I ran a traces against the database between 2 and 2:30, and 2:30 and 3PM.

the 2-2PM log file was 1.5 MB, the 2:30-3PM log file was 203MB, well over a hundred times larger.  The trace files, though, were approximately the same size.

I used the 'standard trace' template file and ran that trace against the database.  Most of the events I see are select statements, being executed by application users.  I didn't really see anything that made me think it was the culprit, but there's thousands of rows.  very few insert/update/deletes.

Ideally, I would like to have the trace take ONLY events that are writing to the transaction log of this particular database.  Can that be specified ?

Thanks,
JK

"Ideally, I would like to have the trace take ONLY events that are writing to the transaction log of this particular database.  Can that be specified ?"

Not really, you would have to look at activity just for that database....Were there any DBCC jobs or SQL Agent transactions?  Also, like I asked above, "Also, when do full backups take place (or do you run them)?"
Full backups occur once, daily, at 3AM.

The only DBCC jobs I see were between 2:29:30 and 2:30:00, DBCC SHOW_STATISTICS jobs.  They seem to be surrounded by some exec [various stored procedures] that are 3rd-party application procs.  

I'll probably run a longer trace and see if this pattern precedes each of the large log creations.

Other suggestions ?

Thanks,
JK
There is a "Transaction Log" trace item.  It seems like this should have a # of writes associated with it, since it refers to a transaction log hit, but the field is always blank.  Am I not understanding it correctly ?

Thanks,
JK
Using the DBCC LOG command, I carefully monitored the size of the database logs.

4:27 PM - 32,133
4:34 PM - 33,169
4:36 PM - 33,500
4:42 PM - 35,143
4:45 PM - 2,008,661

Seems like between 4:42 and 4:45, the log gets PACKED with the following row:

OPERATION= LOP_SHRINK_NOOP          CONTEXT=LCX_NULL

I expect to see this same behavior around 6:42, 8:42, and so forth.
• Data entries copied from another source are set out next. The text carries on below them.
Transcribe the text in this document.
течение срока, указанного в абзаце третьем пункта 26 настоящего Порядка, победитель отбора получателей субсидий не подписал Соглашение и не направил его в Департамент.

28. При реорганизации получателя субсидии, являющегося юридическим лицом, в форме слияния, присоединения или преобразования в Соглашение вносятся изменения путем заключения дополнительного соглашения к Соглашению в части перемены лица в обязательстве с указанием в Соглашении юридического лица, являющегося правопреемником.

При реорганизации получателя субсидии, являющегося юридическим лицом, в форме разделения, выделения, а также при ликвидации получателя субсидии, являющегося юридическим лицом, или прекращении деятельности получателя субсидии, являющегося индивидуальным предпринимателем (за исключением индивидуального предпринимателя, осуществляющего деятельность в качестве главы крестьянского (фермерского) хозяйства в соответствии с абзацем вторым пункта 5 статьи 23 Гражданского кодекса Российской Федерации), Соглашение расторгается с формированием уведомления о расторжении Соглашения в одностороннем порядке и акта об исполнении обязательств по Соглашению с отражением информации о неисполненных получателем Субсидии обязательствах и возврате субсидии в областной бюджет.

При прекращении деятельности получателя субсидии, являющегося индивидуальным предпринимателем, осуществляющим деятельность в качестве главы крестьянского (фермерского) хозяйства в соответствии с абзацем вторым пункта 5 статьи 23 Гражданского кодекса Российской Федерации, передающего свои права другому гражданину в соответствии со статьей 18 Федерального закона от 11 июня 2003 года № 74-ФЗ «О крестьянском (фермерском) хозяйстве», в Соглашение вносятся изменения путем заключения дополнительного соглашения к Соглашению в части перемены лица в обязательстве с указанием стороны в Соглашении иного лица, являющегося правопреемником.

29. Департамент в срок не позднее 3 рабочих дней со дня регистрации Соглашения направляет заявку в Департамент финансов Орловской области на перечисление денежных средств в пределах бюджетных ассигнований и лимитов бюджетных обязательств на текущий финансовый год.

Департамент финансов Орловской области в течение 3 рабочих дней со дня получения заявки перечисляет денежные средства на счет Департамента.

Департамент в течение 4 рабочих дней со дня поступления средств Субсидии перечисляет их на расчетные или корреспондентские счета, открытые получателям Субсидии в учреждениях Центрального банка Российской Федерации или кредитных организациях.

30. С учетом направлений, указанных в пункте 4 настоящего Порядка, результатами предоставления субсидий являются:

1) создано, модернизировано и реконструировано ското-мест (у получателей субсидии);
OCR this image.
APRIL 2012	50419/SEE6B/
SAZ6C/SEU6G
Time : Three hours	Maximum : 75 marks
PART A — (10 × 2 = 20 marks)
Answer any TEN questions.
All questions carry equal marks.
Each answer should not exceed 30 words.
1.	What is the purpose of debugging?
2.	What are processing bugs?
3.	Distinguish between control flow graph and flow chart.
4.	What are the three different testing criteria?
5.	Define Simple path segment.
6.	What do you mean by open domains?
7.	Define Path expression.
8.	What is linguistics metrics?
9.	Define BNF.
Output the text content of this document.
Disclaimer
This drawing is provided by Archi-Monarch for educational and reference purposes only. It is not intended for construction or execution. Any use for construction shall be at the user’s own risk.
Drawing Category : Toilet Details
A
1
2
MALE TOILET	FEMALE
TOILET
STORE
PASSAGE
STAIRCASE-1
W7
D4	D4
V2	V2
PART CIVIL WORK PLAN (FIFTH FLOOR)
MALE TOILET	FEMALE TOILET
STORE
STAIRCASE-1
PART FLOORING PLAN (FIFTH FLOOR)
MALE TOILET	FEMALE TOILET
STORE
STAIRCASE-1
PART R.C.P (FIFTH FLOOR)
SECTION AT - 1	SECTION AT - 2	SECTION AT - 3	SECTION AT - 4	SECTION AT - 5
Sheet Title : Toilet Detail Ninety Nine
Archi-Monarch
The question is, what is LOP_SHRINK_NOOP ?  Possibly an autoshrink or autogrow ?

   


What parms did you use with the DBCC LOG (3,4,and -1 will return the most info).  As far as the output, it's not documented and it's really difficult to find out what the information means--can you cross reference it with the profiler trace at the same time--the profiler trace should pickup autoshrink and autogrow (make sure you trace Warnings)....
I used 4.  The description field is blank for those operations, though (It's blank for mostly everything).  I'll run the trace and hopefully pick up something.  Thanks.

There are some events right around the time when the log jumped ( It was about 8:45:57 as far as I could make out) that don't appear anywhere else in the trace.    The EventClass is "Hash warning", subclass "Hash recursion".  It happens 4 times in a row with a couple of Single pass sorts around it, then again a few seconds later.  Do you know what this is indicative of ?  The TextData field is blank.  Application Name is .Net SqlClient Data Provider.
So there is a .NET application running somewhere that is using a query that causes the use of hashing in a query.  Did it have a computer/host attached to it so you can tell where it's running from?
I think the .NET thing was coincedental.   I'll close this and open a new question to see if anyone happens to know what that log operation is.